Я ещё не знал, чему посвящу себя в жизни; но уже соображал, что «быть чином» - это значительно больше, чем быть просто моряком, или инженером, или даже артистом или писателем. Быть чином – это куда как больше, чем исполнять одну и ту же работу в течение всей жизни, одну и ту же профессию. Ведь жизнь так коротка, и так хочется попробовать в ней всего разного!

Дед прожил у нас в корпусе с месяц или чуть больше, продлив свою путёвку. Но память о себе оставил на всю жизнь. Его фамилия была Радковский, а звали Иван. Как я уже и говорил, родом он был из Белоруссии, из-под городка Молодечно, там и жил. ( Кстати, в том же городке родился и вырос набиравший в те годы свою популярность певец и композитор Юрий Антонов ).

Жил дед, как сам рассказывал, рядом с кладбищем, - что, по всяким суевериям, не было благой приметой. Мне до этого казалось, что рядом с кладбищем могут жить только злые, мрачные, нехорошие люди. Но мой крёстный-дед и тут переменил меня в моём мнении: он был добрым и озорным, весёлым и смешным, с неподражаемым «бяларусским» акцентом и колоритом; а на наше с матерью удивление – как это он может постоянно жить рядом с крестами и могилами, постоянно при этом слышать похоронную музыку? а ночью-то как: не страшно ему, покойники из гробов не завывают? – так он по этому поводу обычно отшучивался: а чаго там страшнаго? навпакы, спядручно: колы помрэш, так даляко насыть ня трэба: кладовыще завжды пяд боком.

Сделавшись моим крёстным, он постоянно покупал мне конфеты и подарил на память новый ручной радиоприёмник с красным пластмассовым корпусом за 13 рублей.

Однако умел себя показать и со строгой стороны.

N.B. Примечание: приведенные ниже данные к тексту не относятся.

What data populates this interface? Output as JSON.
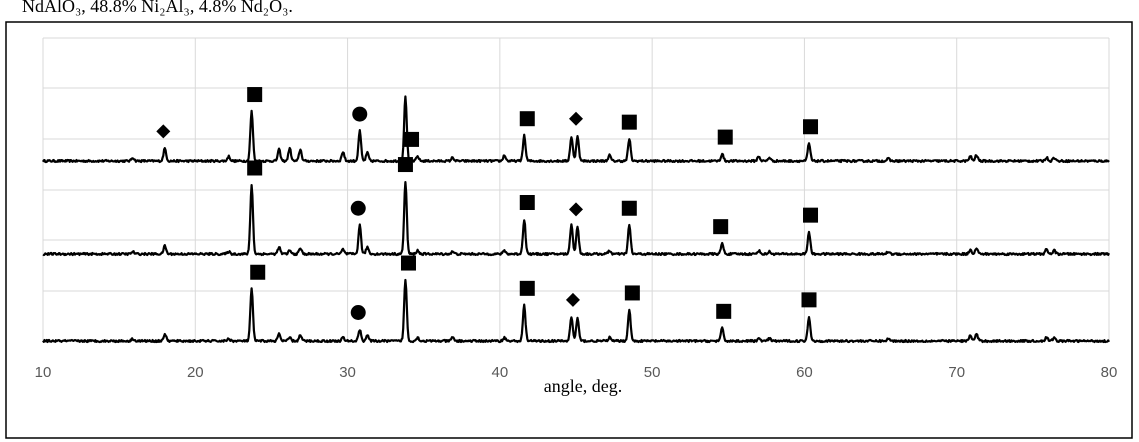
{
  "caption": "NdAlO₃, 48.8% Ni₂Al₃, 4.8% Nd₂O₃.",
  "chart_data": {
    "type": "line",
    "title": "",
    "xlabel": "angle, deg.",
    "ylabel": "",
    "xlim": [
      10,
      80
    ],
    "x_ticks": [
      10,
      20,
      30,
      40,
      50,
      60,
      70,
      80
    ],
    "grid": true,
    "legend": "none",
    "line_color": "#000000",
    "peaks_x": [
      15.9,
      18.0,
      22.2,
      23.7,
      25.5,
      26.2,
      26.9,
      29.7,
      30.8,
      31.3,
      33.8,
      34.6,
      36.9,
      40.3,
      41.6,
      44.7,
      45.1,
      47.2,
      48.5,
      54.6,
      57.0,
      57.7,
      60.3,
      65.5,
      70.9,
      71.3,
      75.9,
      76.4
    ],
    "series": [
      {
        "values": [
          0.3,
          1.1,
          0.4,
          4.3,
          1.0,
          1.1,
          1.0,
          0.8,
          2.6,
          0.7,
          5.6,
          0.4,
          0.3,
          0.5,
          2.2,
          2.1,
          2.2,
          0.5,
          1.9,
          0.6,
          0.4,
          0.3,
          1.5,
          0.2,
          0.4,
          0.5,
          0.3,
          0.3
        ],
        "markers": [
          {
            "x": 17.9,
            "symbol": "diamond"
          },
          {
            "x": 23.9,
            "symbol": "square"
          },
          {
            "x": 30.8,
            "symbol": "circle"
          },
          {
            "x": 34.2,
            "symbol": "square"
          },
          {
            "x": 41.8,
            "symbol": "square"
          },
          {
            "x": 45.0,
            "symbol": "diamond"
          },
          {
            "x": 48.5,
            "symbol": "square"
          },
          {
            "x": 54.8,
            "symbol": "square"
          },
          {
            "x": 60.4,
            "symbol": "square"
          }
        ]
      },
      {
        "values": [
          0.2,
          0.7,
          0.2,
          6.0,
          0.6,
          0.3,
          0.5,
          0.4,
          2.5,
          0.6,
          6.3,
          0.3,
          0.2,
          0.3,
          3.0,
          2.6,
          2.4,
          0.3,
          2.5,
          0.9,
          0.3,
          0.2,
          1.9,
          0.2,
          0.4,
          0.5,
          0.4,
          0.3
        ],
        "markers": [
          {
            "x": 23.9,
            "symbol": "square"
          },
          {
            "x": 30.7,
            "symbol": "circle"
          },
          {
            "x": 33.8,
            "symbol": "square"
          },
          {
            "x": 41.8,
            "symbol": "square"
          },
          {
            "x": 45.0,
            "symbol": "diamond"
          },
          {
            "x": 48.5,
            "symbol": "square"
          },
          {
            "x": 54.5,
            "symbol": "square"
          },
          {
            "x": 60.4,
            "symbol": "square"
          }
        ]
      },
      {
        "values": [
          0.2,
          0.6,
          0.2,
          4.5,
          0.6,
          0.3,
          0.5,
          0.3,
          1.0,
          0.5,
          5.3,
          0.3,
          0.3,
          0.3,
          3.1,
          2.1,
          2.0,
          0.3,
          2.7,
          1.1,
          0.2,
          0.2,
          2.1,
          0.2,
          0.5,
          0.6,
          0.3,
          0.3
        ],
        "markers": [
          {
            "x": 24.1,
            "symbol": "square"
          },
          {
            "x": 30.7,
            "symbol": "circle"
          },
          {
            "x": 34.0,
            "symbol": "square"
          },
          {
            "x": 41.8,
            "symbol": "square"
          },
          {
            "x": 44.8,
            "symbol": "diamond"
          },
          {
            "x": 48.7,
            "symbol": "square"
          },
          {
            "x": 54.7,
            "symbol": "square"
          },
          {
            "x": 60.3,
            "symbol": "square"
          }
        ]
      }
    ]
  }
}
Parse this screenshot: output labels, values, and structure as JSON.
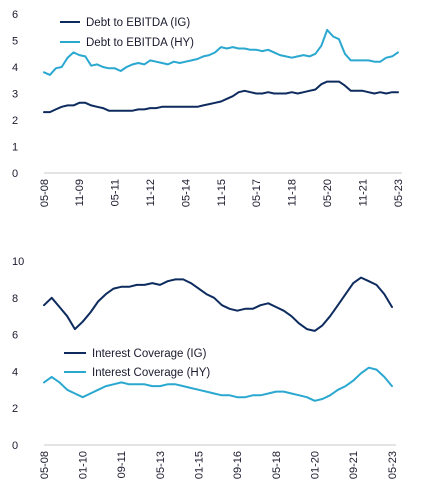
{
  "chart_data": [
    {
      "type": "line",
      "title": "",
      "xlabel": "",
      "ylabel": "",
      "ylim": [
        0,
        6
      ],
      "yticks": [
        0,
        1,
        2,
        3,
        4,
        5,
        6
      ],
      "grid": false,
      "legend": "top-left",
      "x": [
        "05-08",
        "08-08",
        "11-08",
        "02-09",
        "05-09",
        "08-09",
        "11-09",
        "02-10",
        "05-10",
        "08-10",
        "11-10",
        "02-11",
        "05-11",
        "08-11",
        "11-11",
        "02-12",
        "05-12",
        "08-12",
        "11-12",
        "02-13",
        "05-13",
        "08-13",
        "11-13",
        "02-14",
        "05-14",
        "08-14",
        "11-14",
        "02-15",
        "05-15",
        "08-15",
        "11-15",
        "02-16",
        "05-16",
        "08-16",
        "11-16",
        "02-17",
        "05-17",
        "08-17",
        "11-17",
        "02-18",
        "05-18",
        "08-18",
        "11-18",
        "02-19",
        "05-19",
        "08-19",
        "11-19",
        "02-20",
        "05-20",
        "08-20",
        "11-20",
        "02-21",
        "05-21",
        "08-21",
        "11-21",
        "02-22",
        "05-22",
        "08-22",
        "11-22",
        "02-23",
        "05-23"
      ],
      "xticks": [
        "05-08",
        "11-09",
        "05-11",
        "11-12",
        "05-14",
        "11-15",
        "05-17",
        "11-18",
        "05-20",
        "11-21",
        "05-23"
      ],
      "series": [
        {
          "name": "Debt to EBITDA (IG)",
          "color": "#0d2b5e",
          "values": [
            2.3,
            2.3,
            2.4,
            2.5,
            2.55,
            2.55,
            2.65,
            2.65,
            2.55,
            2.5,
            2.45,
            2.35,
            2.35,
            2.35,
            2.35,
            2.35,
            2.4,
            2.4,
            2.45,
            2.45,
            2.5,
            2.5,
            2.5,
            2.5,
            2.5,
            2.5,
            2.5,
            2.55,
            2.6,
            2.65,
            2.7,
            2.8,
            2.9,
            3.05,
            3.1,
            3.05,
            3.0,
            3.0,
            3.05,
            3.0,
            3.0,
            3.0,
            3.05,
            3.0,
            3.05,
            3.1,
            3.15,
            3.35,
            3.45,
            3.45,
            3.45,
            3.3,
            3.1,
            3.1,
            3.1,
            3.05,
            3.0,
            3.05,
            3.0,
            3.05,
            3.05
          ]
        },
        {
          "name": "Debt to EBITDA (HY)",
          "color": "#2aa8d0",
          "values": [
            3.8,
            3.7,
            3.95,
            4.0,
            4.35,
            4.55,
            4.45,
            4.4,
            4.05,
            4.1,
            4.0,
            3.95,
            3.95,
            3.85,
            4.0,
            4.1,
            4.15,
            4.1,
            4.25,
            4.2,
            4.15,
            4.1,
            4.2,
            4.15,
            4.2,
            4.25,
            4.3,
            4.4,
            4.45,
            4.55,
            4.75,
            4.7,
            4.75,
            4.7,
            4.7,
            4.65,
            4.65,
            4.6,
            4.65,
            4.55,
            4.45,
            4.4,
            4.35,
            4.4,
            4.45,
            4.4,
            4.5,
            4.8,
            5.4,
            5.15,
            5.05,
            4.5,
            4.25,
            4.25,
            4.25,
            4.25,
            4.2,
            4.2,
            4.35,
            4.4,
            4.55
          ]
        }
      ]
    },
    {
      "type": "line",
      "title": "",
      "xlabel": "",
      "ylabel": "",
      "ylim": [
        0,
        10
      ],
      "yticks": [
        0,
        2,
        4,
        6,
        8,
        10
      ],
      "grid": false,
      "legend": "center",
      "x": [
        "05-08",
        "09-08",
        "01-09",
        "05-09",
        "09-09",
        "01-10",
        "05-10",
        "09-10",
        "01-11",
        "05-11",
        "09-11",
        "01-12",
        "05-12",
        "09-12",
        "01-13",
        "05-13",
        "09-13",
        "01-14",
        "05-14",
        "09-14",
        "01-15",
        "05-15",
        "09-15",
        "01-16",
        "05-16",
        "09-16",
        "01-17",
        "05-17",
        "09-17",
        "01-18",
        "05-18",
        "09-18",
        "01-19",
        "05-19",
        "09-19",
        "01-20",
        "05-20",
        "09-20",
        "01-21",
        "05-21",
        "09-21",
        "01-22",
        "05-22",
        "09-22",
        "01-23",
        "05-23"
      ],
      "xticks": [
        "05-08",
        "01-10",
        "09-11",
        "05-13",
        "01-15",
        "09-16",
        "05-18",
        "01-20",
        "09-21",
        "05-23"
      ],
      "series": [
        {
          "name": "Interest Coverage (IG)",
          "color": "#0d2b5e",
          "values": [
            7.6,
            8.0,
            7.5,
            7.0,
            6.3,
            6.7,
            7.2,
            7.8,
            8.2,
            8.5,
            8.6,
            8.6,
            8.7,
            8.7,
            8.8,
            8.7,
            8.9,
            9.0,
            9.0,
            8.8,
            8.5,
            8.2,
            8.0,
            7.6,
            7.4,
            7.3,
            7.4,
            7.4,
            7.6,
            7.7,
            7.5,
            7.3,
            7.0,
            6.6,
            6.3,
            6.2,
            6.5,
            7.0,
            7.6,
            8.2,
            8.8,
            9.1,
            8.9,
            8.7,
            8.2,
            7.5
          ]
        },
        {
          "name": "Interest Coverage (HY)",
          "color": "#2aa8d0",
          "values": [
            3.4,
            3.7,
            3.4,
            3.0,
            2.8,
            2.6,
            2.8,
            3.0,
            3.2,
            3.3,
            3.4,
            3.3,
            3.3,
            3.3,
            3.2,
            3.2,
            3.3,
            3.3,
            3.2,
            3.1,
            3.0,
            2.9,
            2.8,
            2.7,
            2.7,
            2.6,
            2.6,
            2.7,
            2.7,
            2.8,
            2.9,
            2.9,
            2.8,
            2.7,
            2.6,
            2.4,
            2.5,
            2.7,
            3.0,
            3.2,
            3.5,
            3.9,
            4.2,
            4.1,
            3.7,
            3.2
          ]
        }
      ]
    }
  ]
}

И однажды даже больно надрал мне уши: как-то вечером мне вздумалось пошалить, а пошалить мне было не с кем, так как дед сидел в зале в кресле и, отдыхая от экскурсионной поездки в город, смотрел телевизор. Я же стал приставать к нему и задираться, - да так сильно разошёлся-расшалился, что не заметил, как нечаянно заехал ему локтём в глаз и чуть было не содрал большую выпукло-прыщеватую родинку, сидевшую у него на носу наподобие жирной мухи.

Что ещё можно вспомнить о нём?

Баба Маша заметила у него вот ещё какую странность: когда надо мной совершали обряд крещения, он не очень старательно, по её мнению, крестился: осенял себя трёхперстным знамением как-то второпях. Да и вообще, как будто не придавал должного почтения ни иконам, ни всей церковной атрибутике, окружавшей нас в тот момент. Что поделать, колдун он и есть колдун.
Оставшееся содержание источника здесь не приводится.